I keep getting this error: Error in FUN(left) : invalid argument to unary operator

Here's my code: clean_enrollment_data % select(!contains("grade")) %>% select(!contains("percent")) %>% select(!contains("kindergarten")) %>% pivot_longer(cols = -district_id, names_to = "race_ethnicity", values_to = "number_of_students") %>% mutate(number_of_students = na_if(number_of_students, "-")) %>% mutate(number_of_students = as.numeric(number_of_students)) %>% mutate(number_of_students = replace_na(number_of_students, 0)) %>% mutate(race_ethnicity = str_remove(race_ethnicity, string_to_remove)) %>% mutate(race_ethnicity = case_when( race_ethnicity == "american_indian_alaska_native" ~ "Native American or Alaskan", race_ethnicity == "asian" ~ "Asian", race_ethnicity == "native_hawaiian_pacific_islander" ~ "Hawaiian or Pacific Islander", race_ethnicity == "black_african_american" ~ "Black or African American", race_ethnicity == "hispanic_latino" ~ "Hispanic/Latinx", race_ethnicity == "white" ~ "White", TRUE ~ "Multiracial")) %>% group_by(district_id) %>% mutate(pct = number_of_students / sum(number_of_students)) %>% ungroup() %>% mutate(year = data_year) }

enrollment_by_race_ethnicity_18_19 < - clean_enrollment_data(raw_data = enrollment_18_19, string_to_remove = "x2018_19_", data_year = "2018-2019")

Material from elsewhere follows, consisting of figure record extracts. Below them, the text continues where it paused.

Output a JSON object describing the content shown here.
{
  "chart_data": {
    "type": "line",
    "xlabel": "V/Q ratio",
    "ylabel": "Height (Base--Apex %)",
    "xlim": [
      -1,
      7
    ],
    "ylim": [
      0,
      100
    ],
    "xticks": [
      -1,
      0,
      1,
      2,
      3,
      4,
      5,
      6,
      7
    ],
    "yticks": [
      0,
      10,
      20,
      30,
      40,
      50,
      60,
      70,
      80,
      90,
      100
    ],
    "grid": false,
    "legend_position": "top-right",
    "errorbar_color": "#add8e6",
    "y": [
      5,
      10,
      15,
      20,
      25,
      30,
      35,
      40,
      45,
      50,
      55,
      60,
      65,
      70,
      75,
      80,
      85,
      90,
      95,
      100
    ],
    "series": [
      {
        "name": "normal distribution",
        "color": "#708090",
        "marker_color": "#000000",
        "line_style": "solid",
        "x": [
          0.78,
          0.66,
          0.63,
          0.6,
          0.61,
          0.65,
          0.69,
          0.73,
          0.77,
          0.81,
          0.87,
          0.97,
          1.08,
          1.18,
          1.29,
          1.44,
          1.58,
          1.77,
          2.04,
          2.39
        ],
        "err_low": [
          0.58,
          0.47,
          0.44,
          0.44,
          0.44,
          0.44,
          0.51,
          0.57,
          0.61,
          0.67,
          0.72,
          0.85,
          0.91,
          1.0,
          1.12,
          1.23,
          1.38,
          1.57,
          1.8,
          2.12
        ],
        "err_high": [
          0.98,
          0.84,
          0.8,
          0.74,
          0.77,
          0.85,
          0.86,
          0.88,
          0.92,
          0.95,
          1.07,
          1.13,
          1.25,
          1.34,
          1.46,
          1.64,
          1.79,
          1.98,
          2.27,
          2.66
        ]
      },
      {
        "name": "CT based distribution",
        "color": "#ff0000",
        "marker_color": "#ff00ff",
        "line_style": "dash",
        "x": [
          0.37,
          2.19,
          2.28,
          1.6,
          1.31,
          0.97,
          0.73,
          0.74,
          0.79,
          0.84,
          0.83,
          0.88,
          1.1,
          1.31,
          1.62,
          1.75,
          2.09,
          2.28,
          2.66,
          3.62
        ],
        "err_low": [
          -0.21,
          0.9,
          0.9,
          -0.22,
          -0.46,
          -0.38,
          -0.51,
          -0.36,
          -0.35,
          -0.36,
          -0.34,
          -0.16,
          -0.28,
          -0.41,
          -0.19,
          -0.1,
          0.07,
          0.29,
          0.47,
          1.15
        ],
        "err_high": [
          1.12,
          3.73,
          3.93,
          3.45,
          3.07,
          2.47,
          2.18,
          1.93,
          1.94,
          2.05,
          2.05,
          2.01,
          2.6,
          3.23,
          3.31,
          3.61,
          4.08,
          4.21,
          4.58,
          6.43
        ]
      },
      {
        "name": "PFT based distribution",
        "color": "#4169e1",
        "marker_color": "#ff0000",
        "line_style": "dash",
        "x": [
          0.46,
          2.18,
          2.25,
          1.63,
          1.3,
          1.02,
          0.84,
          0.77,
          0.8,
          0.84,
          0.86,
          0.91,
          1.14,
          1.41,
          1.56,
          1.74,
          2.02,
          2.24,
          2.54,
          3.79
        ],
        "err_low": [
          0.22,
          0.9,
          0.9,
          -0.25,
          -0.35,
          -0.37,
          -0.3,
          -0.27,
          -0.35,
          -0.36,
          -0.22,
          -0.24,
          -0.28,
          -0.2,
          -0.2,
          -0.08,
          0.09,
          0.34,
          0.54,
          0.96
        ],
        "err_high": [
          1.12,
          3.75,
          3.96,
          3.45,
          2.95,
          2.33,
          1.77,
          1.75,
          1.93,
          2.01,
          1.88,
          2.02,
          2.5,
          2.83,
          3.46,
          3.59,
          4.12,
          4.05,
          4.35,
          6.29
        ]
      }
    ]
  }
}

When I copy and paste David's code, I also get an error, though it's a different one: Error in `mutate()`: ! Problem while computing `number_of_students = replace_na(number_of_students, 0)`. Caused by error in `vec_assign()`: ! Can't convert `replace` to match type of `data` . Run `rlang::last_error()` to see where the error occurred.

Kirstin O'Dell

I thought in a prior video we were told to tidy our data in script and only use markdown for the output/reporting we want to do. I'm seeing that for this we're using markdown to tidy the data inside of the function. I'm confused as to which to be using. Can functions created in script be used in markdown files?

Andrew Paquin

Hi David, I watched the "Heads Up" video above. If I understand it correctly, the function we created for the 18-19 data can't be used for the 17-18 data because of 1) the changes to the na_if command, and 2) the fact that the columns are in different formats (dbl and chr) in the two datasets. Is that what's happening?

Kiana Robinson

What does this line of code do?

race_ethnicity_remove_text = "x2018_19_"

Why was it included in the function statement? This is confusing.

Zain Asaf

Hi Charlie and Dan, I am having the same issues as a couple of people with the replace_na line:

I get the following message Error in `mutate()`: ℹ In argument: `number_of_students = replace_na(number_of_students, "0")`. Caused by error in `vec_assign()`: ! Can't convert `replace` to match type of `data` .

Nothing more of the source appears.